Name: Anonymous 2009-07-23 13:27

Chinese and Japanese
Hey, guess what? Advanced societies stopped using ideograms three thousand years ago and for a very good reason: It's fucking stupid having to learn one symbol for each word. Get yourselves a fucking alphabet, you savages.
Chinese has the added retardedness that it can be ambiguously written in either direction.

English
The only thing more stupid than a language with ideograms, is a language with incomplete verbs.
Why is there no way to know if the written word "read" is in the present, past, or participle?
Why is there no past, future, or infinitive tenses for "can"?
And I can't forget the lack of distinction between singular and plural second persons.


Feel free to add more to the list.

Name: Anonymous 2009-07-29 18:51

I'm French and I think my language doesn't suck. It is full of exceptions but you learn with the time, also it is very beautiful (comparing to many other languages).

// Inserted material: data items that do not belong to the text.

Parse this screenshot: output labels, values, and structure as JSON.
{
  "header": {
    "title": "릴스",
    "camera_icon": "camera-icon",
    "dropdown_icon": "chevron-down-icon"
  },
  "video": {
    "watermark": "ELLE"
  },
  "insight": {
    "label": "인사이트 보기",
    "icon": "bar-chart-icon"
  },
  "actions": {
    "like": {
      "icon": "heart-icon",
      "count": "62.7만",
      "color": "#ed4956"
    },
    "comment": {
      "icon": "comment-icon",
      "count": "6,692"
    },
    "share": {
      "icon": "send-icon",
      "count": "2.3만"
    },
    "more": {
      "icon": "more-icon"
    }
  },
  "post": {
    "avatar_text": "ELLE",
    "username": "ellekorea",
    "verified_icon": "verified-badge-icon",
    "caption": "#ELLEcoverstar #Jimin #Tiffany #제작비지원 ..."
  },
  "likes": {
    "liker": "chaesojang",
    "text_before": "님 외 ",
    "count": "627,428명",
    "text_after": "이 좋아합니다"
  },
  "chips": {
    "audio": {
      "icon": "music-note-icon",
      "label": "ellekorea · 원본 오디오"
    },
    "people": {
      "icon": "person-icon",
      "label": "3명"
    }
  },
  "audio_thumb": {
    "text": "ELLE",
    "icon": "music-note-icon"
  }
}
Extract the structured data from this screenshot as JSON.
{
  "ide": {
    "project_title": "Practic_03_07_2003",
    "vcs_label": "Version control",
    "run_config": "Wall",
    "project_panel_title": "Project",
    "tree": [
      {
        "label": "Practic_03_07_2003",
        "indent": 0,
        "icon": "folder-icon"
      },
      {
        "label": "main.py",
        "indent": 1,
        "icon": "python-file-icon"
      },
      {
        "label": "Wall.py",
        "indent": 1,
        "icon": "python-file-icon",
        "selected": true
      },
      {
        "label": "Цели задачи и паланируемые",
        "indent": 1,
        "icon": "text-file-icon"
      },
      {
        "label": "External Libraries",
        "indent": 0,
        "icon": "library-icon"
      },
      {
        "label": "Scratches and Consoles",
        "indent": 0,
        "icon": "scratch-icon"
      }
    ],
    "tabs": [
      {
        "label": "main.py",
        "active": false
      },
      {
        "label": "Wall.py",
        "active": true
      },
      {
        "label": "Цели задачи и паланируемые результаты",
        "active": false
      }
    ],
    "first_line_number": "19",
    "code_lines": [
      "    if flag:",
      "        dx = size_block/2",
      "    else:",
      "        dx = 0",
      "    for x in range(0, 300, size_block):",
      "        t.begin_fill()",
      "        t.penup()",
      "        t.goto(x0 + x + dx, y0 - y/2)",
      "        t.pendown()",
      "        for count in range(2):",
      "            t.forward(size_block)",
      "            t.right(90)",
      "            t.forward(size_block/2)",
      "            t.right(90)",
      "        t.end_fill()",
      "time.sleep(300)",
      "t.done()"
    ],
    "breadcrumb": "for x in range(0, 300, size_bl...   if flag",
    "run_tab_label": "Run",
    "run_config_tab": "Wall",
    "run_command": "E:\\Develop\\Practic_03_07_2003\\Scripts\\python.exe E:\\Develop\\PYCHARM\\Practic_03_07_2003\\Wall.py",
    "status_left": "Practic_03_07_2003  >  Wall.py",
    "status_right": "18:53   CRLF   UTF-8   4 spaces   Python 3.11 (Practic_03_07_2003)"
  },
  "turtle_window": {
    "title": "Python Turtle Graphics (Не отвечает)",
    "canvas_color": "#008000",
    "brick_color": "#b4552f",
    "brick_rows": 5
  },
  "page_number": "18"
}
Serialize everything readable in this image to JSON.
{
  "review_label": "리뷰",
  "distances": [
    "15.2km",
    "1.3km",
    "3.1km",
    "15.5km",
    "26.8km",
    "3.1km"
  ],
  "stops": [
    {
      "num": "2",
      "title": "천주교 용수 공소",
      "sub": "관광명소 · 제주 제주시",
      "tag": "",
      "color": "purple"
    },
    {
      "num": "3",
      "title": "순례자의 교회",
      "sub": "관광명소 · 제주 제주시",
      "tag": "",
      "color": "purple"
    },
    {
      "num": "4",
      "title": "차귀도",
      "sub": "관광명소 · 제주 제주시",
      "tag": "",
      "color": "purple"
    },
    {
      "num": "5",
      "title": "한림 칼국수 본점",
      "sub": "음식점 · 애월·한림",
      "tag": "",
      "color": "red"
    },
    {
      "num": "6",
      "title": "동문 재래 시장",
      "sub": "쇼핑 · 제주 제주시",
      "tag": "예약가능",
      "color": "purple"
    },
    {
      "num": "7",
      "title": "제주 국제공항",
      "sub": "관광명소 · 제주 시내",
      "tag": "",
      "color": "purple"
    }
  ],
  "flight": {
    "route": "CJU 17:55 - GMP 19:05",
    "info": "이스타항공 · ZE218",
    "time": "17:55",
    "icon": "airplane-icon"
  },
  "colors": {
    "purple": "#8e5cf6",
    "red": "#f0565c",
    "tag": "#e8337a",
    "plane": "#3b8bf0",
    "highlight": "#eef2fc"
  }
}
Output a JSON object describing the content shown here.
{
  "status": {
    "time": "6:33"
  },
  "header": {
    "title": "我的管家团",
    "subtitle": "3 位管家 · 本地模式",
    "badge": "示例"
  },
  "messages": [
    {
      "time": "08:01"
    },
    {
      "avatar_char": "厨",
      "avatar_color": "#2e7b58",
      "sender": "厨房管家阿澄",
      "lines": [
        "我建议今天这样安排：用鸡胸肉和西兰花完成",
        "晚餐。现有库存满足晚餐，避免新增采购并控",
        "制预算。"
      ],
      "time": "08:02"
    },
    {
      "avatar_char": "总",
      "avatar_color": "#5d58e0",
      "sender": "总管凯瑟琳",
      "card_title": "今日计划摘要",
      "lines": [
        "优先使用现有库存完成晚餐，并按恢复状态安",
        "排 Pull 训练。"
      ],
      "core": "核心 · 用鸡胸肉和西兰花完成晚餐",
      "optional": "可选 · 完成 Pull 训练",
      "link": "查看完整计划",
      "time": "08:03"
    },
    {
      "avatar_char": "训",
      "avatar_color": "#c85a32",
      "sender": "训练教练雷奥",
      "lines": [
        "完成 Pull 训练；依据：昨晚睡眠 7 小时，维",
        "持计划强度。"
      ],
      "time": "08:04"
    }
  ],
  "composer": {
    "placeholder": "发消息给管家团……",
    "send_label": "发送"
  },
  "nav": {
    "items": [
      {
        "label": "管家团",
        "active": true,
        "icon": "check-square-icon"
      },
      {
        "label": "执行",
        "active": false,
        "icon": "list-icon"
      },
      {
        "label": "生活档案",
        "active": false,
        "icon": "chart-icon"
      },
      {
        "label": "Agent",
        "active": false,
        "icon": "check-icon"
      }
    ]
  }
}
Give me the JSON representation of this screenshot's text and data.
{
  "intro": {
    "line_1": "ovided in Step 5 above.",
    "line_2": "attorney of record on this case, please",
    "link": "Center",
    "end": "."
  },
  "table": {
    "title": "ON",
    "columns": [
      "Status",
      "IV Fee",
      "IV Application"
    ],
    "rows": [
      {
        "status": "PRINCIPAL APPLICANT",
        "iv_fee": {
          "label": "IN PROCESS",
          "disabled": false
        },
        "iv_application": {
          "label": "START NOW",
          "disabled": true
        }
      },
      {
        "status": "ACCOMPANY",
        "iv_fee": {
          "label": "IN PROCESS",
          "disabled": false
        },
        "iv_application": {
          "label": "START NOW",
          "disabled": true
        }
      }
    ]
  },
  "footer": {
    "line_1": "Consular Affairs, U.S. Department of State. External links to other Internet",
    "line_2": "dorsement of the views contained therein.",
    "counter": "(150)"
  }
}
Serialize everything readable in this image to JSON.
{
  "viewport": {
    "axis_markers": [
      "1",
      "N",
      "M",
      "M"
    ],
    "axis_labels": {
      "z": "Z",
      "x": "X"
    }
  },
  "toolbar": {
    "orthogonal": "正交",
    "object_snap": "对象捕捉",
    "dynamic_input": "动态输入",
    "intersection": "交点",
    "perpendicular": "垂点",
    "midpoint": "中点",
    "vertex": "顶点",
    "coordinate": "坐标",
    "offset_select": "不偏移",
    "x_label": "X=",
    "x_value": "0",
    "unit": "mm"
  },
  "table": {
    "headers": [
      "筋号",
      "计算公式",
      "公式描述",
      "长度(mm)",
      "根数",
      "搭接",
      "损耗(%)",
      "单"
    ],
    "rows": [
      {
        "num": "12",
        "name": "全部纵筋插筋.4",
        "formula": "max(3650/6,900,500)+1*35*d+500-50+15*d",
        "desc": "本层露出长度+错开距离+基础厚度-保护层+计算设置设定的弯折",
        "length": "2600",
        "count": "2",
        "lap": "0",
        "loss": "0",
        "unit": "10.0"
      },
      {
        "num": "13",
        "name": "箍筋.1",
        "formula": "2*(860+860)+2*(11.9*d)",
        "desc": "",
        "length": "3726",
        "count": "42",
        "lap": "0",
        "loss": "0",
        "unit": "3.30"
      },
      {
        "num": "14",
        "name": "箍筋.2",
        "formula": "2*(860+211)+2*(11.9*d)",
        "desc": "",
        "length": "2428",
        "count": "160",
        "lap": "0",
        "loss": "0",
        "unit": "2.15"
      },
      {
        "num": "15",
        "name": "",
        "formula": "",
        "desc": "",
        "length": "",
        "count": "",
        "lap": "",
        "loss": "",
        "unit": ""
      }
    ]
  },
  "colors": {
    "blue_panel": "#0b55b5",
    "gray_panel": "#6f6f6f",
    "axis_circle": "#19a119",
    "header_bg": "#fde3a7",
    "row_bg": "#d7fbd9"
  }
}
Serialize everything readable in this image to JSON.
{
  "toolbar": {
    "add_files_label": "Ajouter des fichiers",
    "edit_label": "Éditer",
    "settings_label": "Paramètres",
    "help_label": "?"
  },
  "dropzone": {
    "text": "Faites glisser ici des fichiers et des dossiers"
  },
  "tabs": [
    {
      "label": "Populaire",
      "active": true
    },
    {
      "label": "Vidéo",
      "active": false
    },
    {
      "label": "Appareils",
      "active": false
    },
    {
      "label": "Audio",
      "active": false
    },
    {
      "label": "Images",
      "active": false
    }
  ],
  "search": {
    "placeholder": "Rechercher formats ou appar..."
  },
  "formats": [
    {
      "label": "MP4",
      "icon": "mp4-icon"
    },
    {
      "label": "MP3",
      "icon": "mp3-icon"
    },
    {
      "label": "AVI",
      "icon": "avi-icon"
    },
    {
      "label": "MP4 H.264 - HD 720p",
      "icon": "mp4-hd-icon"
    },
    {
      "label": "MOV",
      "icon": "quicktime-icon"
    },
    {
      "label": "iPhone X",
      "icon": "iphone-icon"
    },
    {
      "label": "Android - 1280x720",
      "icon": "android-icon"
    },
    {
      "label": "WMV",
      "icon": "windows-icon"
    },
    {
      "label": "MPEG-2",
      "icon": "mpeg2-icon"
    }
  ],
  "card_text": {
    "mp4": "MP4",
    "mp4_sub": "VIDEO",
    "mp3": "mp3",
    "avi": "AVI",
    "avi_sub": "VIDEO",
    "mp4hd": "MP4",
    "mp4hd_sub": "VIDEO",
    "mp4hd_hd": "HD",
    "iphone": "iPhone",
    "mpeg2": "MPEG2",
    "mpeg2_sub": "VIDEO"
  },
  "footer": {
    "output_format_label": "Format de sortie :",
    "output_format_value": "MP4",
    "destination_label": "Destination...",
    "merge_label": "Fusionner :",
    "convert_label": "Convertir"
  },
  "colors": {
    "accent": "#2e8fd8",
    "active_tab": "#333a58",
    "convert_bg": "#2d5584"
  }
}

By the way, speak French (or even English with a French accent) in England or US (and maybe in other countries) and girls are at your feet (I'm physically in the average though). I thought it was a legend but I can say it is true. I think those girls wanted to do a French at least once (you know, that Bridget Jones/Sex and the city generation) before their "serious business". I went to US for a student exchange program, once a "student" (you know, one of those "football" players) nicknamed me "faggot" because I'm French (only for that) and i proved him he was wrong, the French way (slept with his virgin gf - virgin in college wtf). When I say catching girls was easy, I mean It was really easy (just speak and then go to bed).

Think what you want (you are a liar or shits...), I don't mind.